The other major improvement (which might be a touch controversial) centers around Netrunning. Any RPG set in the genre up to this point has hewn to William Gibson’s vision of cyberspace as an entire reality on its own, one which moves at its own time scale and has its own activities which might impinge on the real world but is not directly affected by it. That separation definitely caused a stumbling block in the flow of gameplay of Cyberpunk 2020, where a Netrunner character might be doing things which only took a few minutes in “meatspace,” but might take a couple hours at the real world table, leading to boredom for the rest of the players. Cyberpunk RED takes Netrunning in a different direction by making the New NET an augmented reality overlay. Netrunners can still take actions that are exclusive to the NET, but they’re going to be right alongside their buddies when breaking in to systems rather than safely removed from the big guards with lots of bullets.

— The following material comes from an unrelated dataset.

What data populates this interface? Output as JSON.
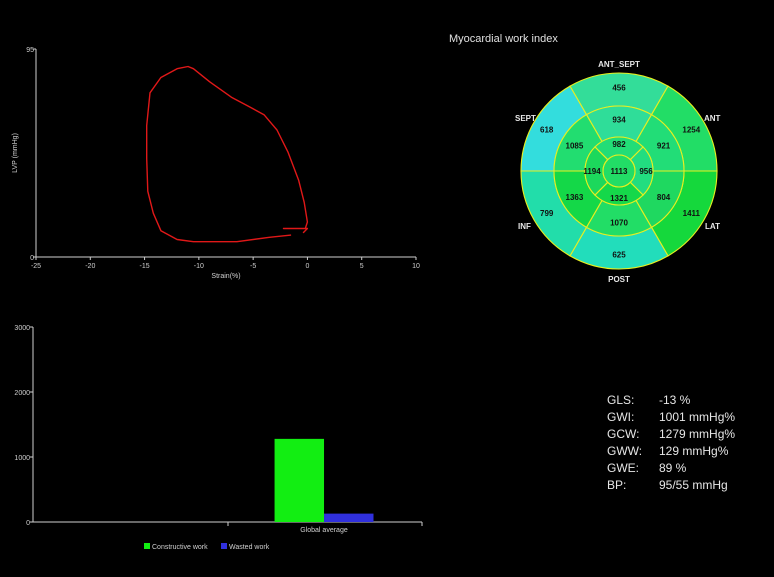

While Night City is the default setting for Cyberpunk RED, there’s nothing which says you have to stay there, or even start there. Some GMs and players will undoubtedly do so if only for the sake of familiarity. But the current lack of official supplements covering things like Europe, the amputated United States, Asia, or even cis-Earth space allows for a certain degree of freedom for GMs. To paraphrase Gibson, you can find your own uses for Cyberpunk RED if you want to get away from Night City. Mike Pondsmith and his crew have given players and GMs enough background to let them cook up their own ideas about the world beyond the one city they’ve detailed without getting bogged down in minutiae. Right now, there are no official “splatbooks” involving different regions of the world or the sort of overarching stories that the “Firestorm” adventures provided. There are smaller offerings, currently free for download, which provide everything from buffed up enemies to one shot adventures to a “fantasy MMO” using the basic framework of the rules which you could use to help ease players into the setting if they’re coming from something like D&D or Pathfinder.

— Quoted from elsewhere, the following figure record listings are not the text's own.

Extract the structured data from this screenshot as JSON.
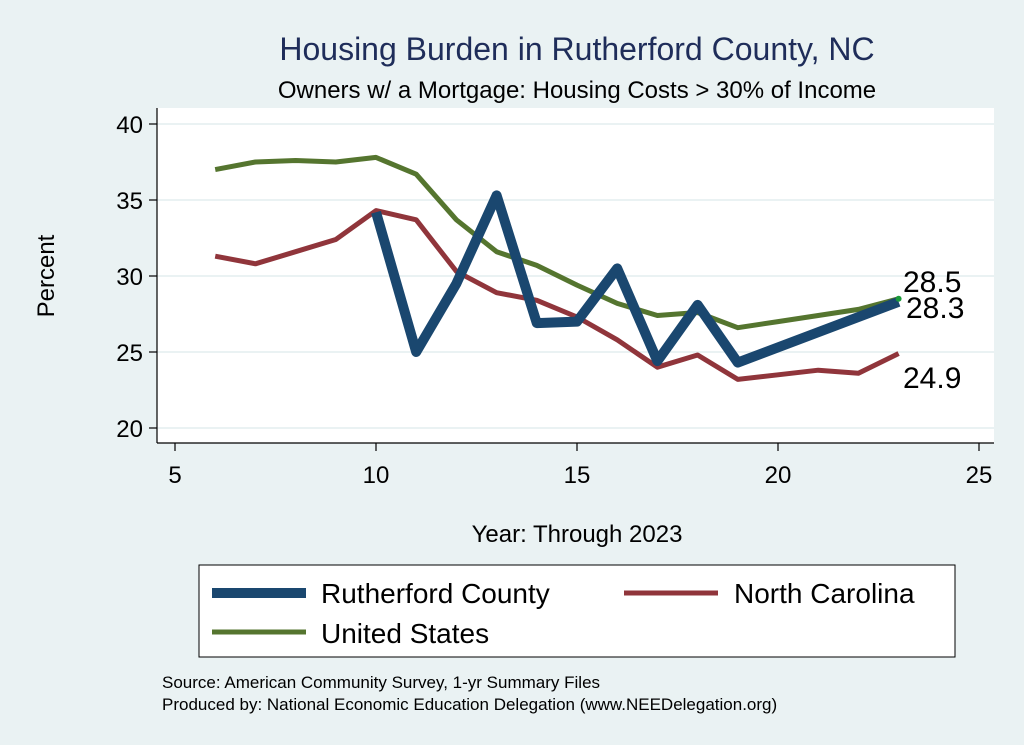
{
  "chart_data": {
    "type": "line",
    "title": "Housing Burden in Rutherford County, NC",
    "subtitle": "Owners w/ a Mortgage: Housing Costs > 30% of Income",
    "xlabel": "Year: Through 2023",
    "ylabel": "Percent",
    "xlim": [
      5,
      25
    ],
    "ylim": [
      20,
      40
    ],
    "xticks": [
      "5",
      "10",
      "15",
      "20",
      "25"
    ],
    "yticks": [
      "20",
      "25",
      "30",
      "35",
      "40"
    ],
    "grid": true,
    "series": [
      {
        "name": "Rutherford County",
        "color": "#1a476f",
        "x": [
          10,
          11,
          12,
          13,
          14,
          15,
          16,
          17,
          18,
          19,
          23
        ],
        "values": [
          34.2,
          25.0,
          29.5,
          35.3,
          26.9,
          27.0,
          30.5,
          24.4,
          28.1,
          24.3,
          28.3
        ],
        "end_label": "28.3"
      },
      {
        "name": "North Carolina",
        "color": "#90353b",
        "x": [
          6,
          7,
          8,
          9,
          10,
          11,
          12,
          13,
          14,
          15,
          16,
          17,
          18,
          19,
          20,
          21,
          22,
          23
        ],
        "values": [
          31.3,
          30.8,
          31.6,
          32.4,
          34.3,
          33.7,
          30.3,
          28.9,
          28.4,
          27.3,
          25.8,
          24.0,
          24.8,
          23.2,
          23.5,
          23.8,
          23.6,
          24.9
        ],
        "end_label": "24.9"
      },
      {
        "name": "United States",
        "color": "#55752f",
        "x": [
          6,
          7,
          8,
          9,
          10,
          11,
          12,
          13,
          14,
          15,
          16,
          17,
          18,
          19,
          20,
          21,
          22,
          23
        ],
        "values": [
          37.0,
          37.5,
          37.6,
          37.5,
          37.8,
          36.7,
          33.7,
          31.6,
          30.7,
          29.4,
          28.2,
          27.4,
          27.6,
          26.6,
          27.0,
          27.4,
          27.8,
          28.5
        ],
        "end_label": "28.5"
      }
    ],
    "legend": {
      "position": "bottom",
      "items": [
        "Rutherford County",
        "North Carolina",
        "United States"
      ]
    }
  },
  "footer": {
    "source": "Source: American Community Survey, 1-yr Summary Files",
    "produced_by": "Produced by: National Economic Education Delegation (www.NEEDelegation.org)"
  }
}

Art by Neil Branquinho, courtesy of R. Talsorian Games
Or just toss’em in the deep end, let their murderhobo tendencies run wild. Your call.

As a sci-fi setting, Cyberpunk RED does what good sci-fi usually does. It presents a world seemingly more advanced than our own, but one which is all too familiar in many respects, exaggerated but not oppressively so. More importantly, it has plenty of room for GMs to tell a wide range of stories and for players to explore a broad array of characters, in every conceivable combination of tone and style. For all the advice, suggested media resources, and detailed explanations, Cyberpunk RED doesn’t dictate the outcome of everything. It’s up to you to find your own use for it.

This review was primarily based off a digital copy of the game provided by the company.